In the physical world all forms of murder, including self-murder, are blasphemous. In the insistence of death, in the denying or forfeiting of life, that life, which He has given, is offensive and insultuous to Father God. In the thought world, all annihilative projections of hate, harm, or discreditation to Father God are blasphemous. The open curse and the evil thought - these are as perilous as they are scornful. In the spiritual worlds we blaspheme when we make doubt as to our own goodness and the goodness of others, in which He does reside; and Doubt is the bedfellow to Satan - not the prick of the conscience, he is the poke of demise!
Christ as our Savior has brought us such reality of Father God - to know Him, to give thanks to Him, to wish to seek His Presence, His Comfort and His Will in all ways. The desolate world which was that before Christ's coming was disparaged with one great curse and soiled with unbelief. But we know now, and have the ability to know, that all men are the majestic and noble sons of God, and no individual should ever belittle or undermine this fact.

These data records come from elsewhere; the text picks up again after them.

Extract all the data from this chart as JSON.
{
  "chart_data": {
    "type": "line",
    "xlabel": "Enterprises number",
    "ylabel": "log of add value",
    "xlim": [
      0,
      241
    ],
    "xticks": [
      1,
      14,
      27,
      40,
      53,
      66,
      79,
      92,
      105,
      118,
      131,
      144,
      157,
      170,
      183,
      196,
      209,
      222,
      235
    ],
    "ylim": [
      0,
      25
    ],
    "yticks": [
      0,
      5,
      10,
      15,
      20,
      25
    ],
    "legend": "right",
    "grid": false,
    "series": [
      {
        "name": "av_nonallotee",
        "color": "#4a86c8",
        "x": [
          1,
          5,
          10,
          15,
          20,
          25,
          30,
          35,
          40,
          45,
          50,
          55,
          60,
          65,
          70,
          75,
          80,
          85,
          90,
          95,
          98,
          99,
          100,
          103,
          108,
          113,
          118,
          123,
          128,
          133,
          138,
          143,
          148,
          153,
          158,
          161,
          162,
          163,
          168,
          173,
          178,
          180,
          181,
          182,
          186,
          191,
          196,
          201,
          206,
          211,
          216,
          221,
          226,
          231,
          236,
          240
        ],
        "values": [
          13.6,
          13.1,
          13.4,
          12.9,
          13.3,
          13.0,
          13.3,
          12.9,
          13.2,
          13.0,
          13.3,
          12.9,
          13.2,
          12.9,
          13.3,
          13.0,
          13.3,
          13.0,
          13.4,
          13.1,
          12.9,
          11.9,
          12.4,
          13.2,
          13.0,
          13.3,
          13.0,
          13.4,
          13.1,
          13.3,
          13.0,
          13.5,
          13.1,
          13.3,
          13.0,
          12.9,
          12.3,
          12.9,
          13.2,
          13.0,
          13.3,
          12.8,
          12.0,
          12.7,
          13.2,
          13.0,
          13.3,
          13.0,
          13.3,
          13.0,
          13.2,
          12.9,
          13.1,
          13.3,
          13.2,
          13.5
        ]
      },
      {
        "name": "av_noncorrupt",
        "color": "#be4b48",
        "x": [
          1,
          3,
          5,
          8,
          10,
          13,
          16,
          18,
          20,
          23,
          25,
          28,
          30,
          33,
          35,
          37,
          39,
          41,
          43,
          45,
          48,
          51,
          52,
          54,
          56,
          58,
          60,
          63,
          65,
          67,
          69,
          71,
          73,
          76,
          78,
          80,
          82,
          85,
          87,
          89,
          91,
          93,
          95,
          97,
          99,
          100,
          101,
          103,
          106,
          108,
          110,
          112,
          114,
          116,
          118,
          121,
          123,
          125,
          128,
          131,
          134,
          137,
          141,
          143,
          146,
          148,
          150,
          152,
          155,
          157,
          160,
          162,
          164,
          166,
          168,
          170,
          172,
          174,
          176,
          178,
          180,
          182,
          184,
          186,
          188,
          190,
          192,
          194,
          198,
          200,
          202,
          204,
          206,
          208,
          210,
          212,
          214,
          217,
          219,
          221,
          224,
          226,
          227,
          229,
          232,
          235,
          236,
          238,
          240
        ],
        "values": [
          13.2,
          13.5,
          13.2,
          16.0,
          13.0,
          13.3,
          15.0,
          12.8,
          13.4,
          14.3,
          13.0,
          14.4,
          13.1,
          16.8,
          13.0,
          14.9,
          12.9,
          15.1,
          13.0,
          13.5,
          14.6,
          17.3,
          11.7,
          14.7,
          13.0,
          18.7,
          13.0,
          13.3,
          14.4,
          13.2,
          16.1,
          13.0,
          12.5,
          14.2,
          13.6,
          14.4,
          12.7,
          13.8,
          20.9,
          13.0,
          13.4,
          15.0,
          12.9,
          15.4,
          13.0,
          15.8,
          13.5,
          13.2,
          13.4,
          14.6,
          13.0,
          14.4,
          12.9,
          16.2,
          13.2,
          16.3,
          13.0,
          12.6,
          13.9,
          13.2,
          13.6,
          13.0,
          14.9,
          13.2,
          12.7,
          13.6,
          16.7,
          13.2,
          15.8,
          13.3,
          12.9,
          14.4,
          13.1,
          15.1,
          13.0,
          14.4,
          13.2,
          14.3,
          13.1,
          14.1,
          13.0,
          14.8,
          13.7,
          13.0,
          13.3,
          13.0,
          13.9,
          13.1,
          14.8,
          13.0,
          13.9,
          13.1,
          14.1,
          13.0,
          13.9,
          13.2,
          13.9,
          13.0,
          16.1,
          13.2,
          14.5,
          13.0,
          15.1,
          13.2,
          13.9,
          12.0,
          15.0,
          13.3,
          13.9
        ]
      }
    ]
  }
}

We have the abilities to make yet greater the greatness within, and work too, in time, those aspects which are tedious to us.
- If we can simplify we can also deduce,
- if we know detail we can discern,
- if we are obstinate we can stand strong,
- if we are weak we can be humble as well,
- by our frustrations we are motivated to work harder,
- by our vanities we are also so motivated towards self-betterment,
- with our false observations we can learn that all is transitory and ever changing, and not to look to appearances but esoterically to divine yet further,
- our mean criticisms can recognize our own smugness when it appears, and disarm it;
- our crudities can give us our ease with commune;
- our false charity and insincerities can teach us true propriety, discipline and kindness (for one will still grow into another - slowly, slowly it will grow).
- Our brevity may become frugality,
- our long-windedness may help us to have patience without,
- our acquisitiveness is the babe of the ego,
- our dismissiveness can be discrimination as well,
- and our selfishness can adjust into self-is-ness (being arterial, not dictatorial).
- Our masochisms can learn shiatsu, lessen down into a firm massage of self without the exaggerated overkill,
- our distractiveness can bring us to curiosities yet to be found,
- our self-absorption can offer us the concentration to apply intent, study and reflection;
- our laziness can teach us proper rest,
- whilst our urge for self ambition can be turned universal and transmuted into higher purpose.
- Our imperfections become a point of reference,
- our tensions continually reaffirm our reality of existence,
- our passions encourage the gods with motivation,
- and our contradictions ensure we do not anesthetize into but a static membrane.